Sudirman Said Ajak Petani Bawang Perbaiki Manajemen Usai Panen
Sejak dulu persoalan petani bawang masih sama yakni keterbatasan kemampuan keuangan, akses pasar dan penanganan pasca panen
Penulis: Adiatmaputra Fajar Pratama
Editor: Eko Sutriyanto
TRIBUNNEWS.COM, BREBES - Nasib petani pada umumnya, tak terkecuali petani bawang cukup mengenaskan. Saat musim tanam harga bibit dan pupuk mahal. Sementara pada musim panen harganya rendah.
"Situasi seperti ini harus diakhiri. Petani harus mendapat keuntungan yang layak. Sekarang ini yang banyak mendapat keuntungan piha-pihak yang tidak terlibat dalam proses penanaman," kata mantan Menteri ESDM Sudirman Said dalam keterangan pers saat panen bawang di Dukuh Siramin, Desa Slatri, Brebes, Jateng, Rabu (19/7/2017).
Menurut Sudirman yang sejak kecil tinggal di desa, persoalan petani bawang masih sama yakni keterbatasan kemampuan keuangan, akses pasar, dan penanganan pasca panen.

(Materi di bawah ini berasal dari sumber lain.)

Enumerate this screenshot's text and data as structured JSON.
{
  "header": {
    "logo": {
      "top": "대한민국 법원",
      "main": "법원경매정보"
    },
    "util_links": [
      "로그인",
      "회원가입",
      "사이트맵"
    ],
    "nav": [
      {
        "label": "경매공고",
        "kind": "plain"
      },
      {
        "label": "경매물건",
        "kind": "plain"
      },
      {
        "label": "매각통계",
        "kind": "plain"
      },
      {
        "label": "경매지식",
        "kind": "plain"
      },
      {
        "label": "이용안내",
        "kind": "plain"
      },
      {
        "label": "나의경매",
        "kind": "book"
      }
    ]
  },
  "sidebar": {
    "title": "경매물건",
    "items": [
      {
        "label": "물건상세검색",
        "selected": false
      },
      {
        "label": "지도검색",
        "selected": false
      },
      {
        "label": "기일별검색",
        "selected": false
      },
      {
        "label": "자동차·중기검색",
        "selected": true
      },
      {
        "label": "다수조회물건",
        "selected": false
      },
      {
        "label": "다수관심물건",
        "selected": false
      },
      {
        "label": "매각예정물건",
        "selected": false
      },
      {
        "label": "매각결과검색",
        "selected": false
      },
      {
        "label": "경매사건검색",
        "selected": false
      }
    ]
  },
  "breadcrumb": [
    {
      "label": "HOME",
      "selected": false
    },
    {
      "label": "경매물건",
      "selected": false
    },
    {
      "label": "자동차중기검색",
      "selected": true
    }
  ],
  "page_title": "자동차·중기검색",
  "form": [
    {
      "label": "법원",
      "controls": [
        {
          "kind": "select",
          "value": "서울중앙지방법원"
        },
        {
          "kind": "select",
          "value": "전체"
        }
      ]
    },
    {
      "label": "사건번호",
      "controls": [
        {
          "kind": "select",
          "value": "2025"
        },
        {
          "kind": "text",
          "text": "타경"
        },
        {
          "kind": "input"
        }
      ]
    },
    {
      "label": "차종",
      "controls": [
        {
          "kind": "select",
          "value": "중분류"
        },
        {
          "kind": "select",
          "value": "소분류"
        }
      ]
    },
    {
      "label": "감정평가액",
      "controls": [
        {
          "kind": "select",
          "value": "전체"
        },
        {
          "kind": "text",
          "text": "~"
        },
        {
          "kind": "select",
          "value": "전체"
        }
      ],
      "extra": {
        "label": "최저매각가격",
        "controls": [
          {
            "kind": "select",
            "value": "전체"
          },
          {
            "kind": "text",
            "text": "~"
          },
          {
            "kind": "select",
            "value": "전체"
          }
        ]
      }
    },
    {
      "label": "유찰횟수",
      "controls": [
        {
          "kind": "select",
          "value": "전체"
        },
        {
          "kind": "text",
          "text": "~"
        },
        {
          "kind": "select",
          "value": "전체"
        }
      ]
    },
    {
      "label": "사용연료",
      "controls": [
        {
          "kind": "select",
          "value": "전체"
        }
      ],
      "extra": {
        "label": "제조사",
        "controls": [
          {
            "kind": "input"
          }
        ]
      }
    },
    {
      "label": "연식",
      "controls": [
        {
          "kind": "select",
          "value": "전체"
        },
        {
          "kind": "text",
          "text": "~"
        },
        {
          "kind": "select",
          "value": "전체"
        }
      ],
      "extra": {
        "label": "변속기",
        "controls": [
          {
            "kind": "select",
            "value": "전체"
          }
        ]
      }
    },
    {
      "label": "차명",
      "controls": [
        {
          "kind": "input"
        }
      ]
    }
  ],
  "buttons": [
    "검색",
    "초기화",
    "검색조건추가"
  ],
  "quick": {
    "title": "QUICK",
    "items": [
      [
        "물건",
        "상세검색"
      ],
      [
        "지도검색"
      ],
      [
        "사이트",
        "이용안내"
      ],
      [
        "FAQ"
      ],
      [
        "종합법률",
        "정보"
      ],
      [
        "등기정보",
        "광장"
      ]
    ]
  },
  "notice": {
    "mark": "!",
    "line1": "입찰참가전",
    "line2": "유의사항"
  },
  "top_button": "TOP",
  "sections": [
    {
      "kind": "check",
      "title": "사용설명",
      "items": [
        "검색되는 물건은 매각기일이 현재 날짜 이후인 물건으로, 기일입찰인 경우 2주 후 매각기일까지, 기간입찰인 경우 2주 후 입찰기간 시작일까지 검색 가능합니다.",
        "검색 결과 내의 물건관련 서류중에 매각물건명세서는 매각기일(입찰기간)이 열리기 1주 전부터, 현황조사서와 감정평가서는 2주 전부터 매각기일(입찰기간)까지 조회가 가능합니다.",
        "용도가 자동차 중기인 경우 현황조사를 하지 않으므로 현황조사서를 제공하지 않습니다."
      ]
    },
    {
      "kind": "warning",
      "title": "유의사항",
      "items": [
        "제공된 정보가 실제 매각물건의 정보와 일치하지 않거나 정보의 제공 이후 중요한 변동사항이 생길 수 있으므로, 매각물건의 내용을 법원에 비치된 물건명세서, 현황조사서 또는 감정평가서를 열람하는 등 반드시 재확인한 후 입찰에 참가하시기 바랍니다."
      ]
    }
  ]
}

Akibatnya ketika panen serentak, harga turun tapi mereka terpaksa harus menjual hasil panennya.
"Para petani bukannya untung malah buntung", tutur Sudirman Said, di dukuh Siramin, desa Slatri, Larangan, kabupaten Brebes.
Sejak setahun lalu, Sudirman bekerja sama dengan para petani di desa kelahirannya menanam bawang dan cabe.
Ia dibantu para sahabat yang menyediakan modal kerja, termasuk biaya sewa lahan.
Dalam kesempatan itu Sudirman menyatakan, sudah lama ingin mengajak para petani memperbaiki manajemen pasca panen agar ketika harga rendah jangan buru-buru menjual hasil panennya agar bisa memperoleh keuntungan yang memadai.
"Kalau bawang kita keringkan dan simpan dengan baik, kualitasnya terjaga , dan jumlahnya cukup banyak kita bisa buka akses pasar langsung kepada pengguna akhir," terang dia.
"Saya akan mendorong petani membuat kelompok atau koperasi, kalau ada badan hukum bisa kita bantu mendapatkan permodalan, supaya biaya tanam dan biaya hidup bisa didukung selama masa masa sulit menunggu panen atau menungggu harga bagus," katanya.
Dari diskusi dengan beberapa petani dan tokoh masyarakat di Brebes, lanjut dia, mata rantai pasokan dari petani ke pembeli akhir bisa melalui enam sampai delapan perantara.
Akibat panjangnya rantai distribusi harga yang dinikmati petani kadang kadang hanya setengah dari harga jual kepada pembeli terakhir.
Jumlah usaha pertanian bawang di Brebes kurang lebih 220 ribu, sebagian besar merupakan usaha rumah tangga. Sedikit sekali yang merupakan usaha berbadan hukum.
Ini membatasi ruanh gerak dan akses modal.
Luas lahan pertanian di Brebes dari hasil sensus terakhir 166 ribu hektar.
Kemungkinan sudah makin menyempit karena konversi menjadi tempat tinggal dan pengembangan wilayah, termasuk industri.
Pada 2010, produksi bawang merah Kabupaten Brebes mencapai 400.501 ton, atau 79,09 persen dari total produksi bawang merah di seluruh wilayah Jawa Tengah yang jumlahnya 506.357 ton.
Terhadap produksi bawang nasional yang jumlahnya 1.048.934 ton, Brebes menyumbangkan 38,18 persen dari total produksi nasional.
Rata rata sumbangan produksi bawang dari Brebes pada kebutuhan nasional antara 40 persen sampai 50 persen.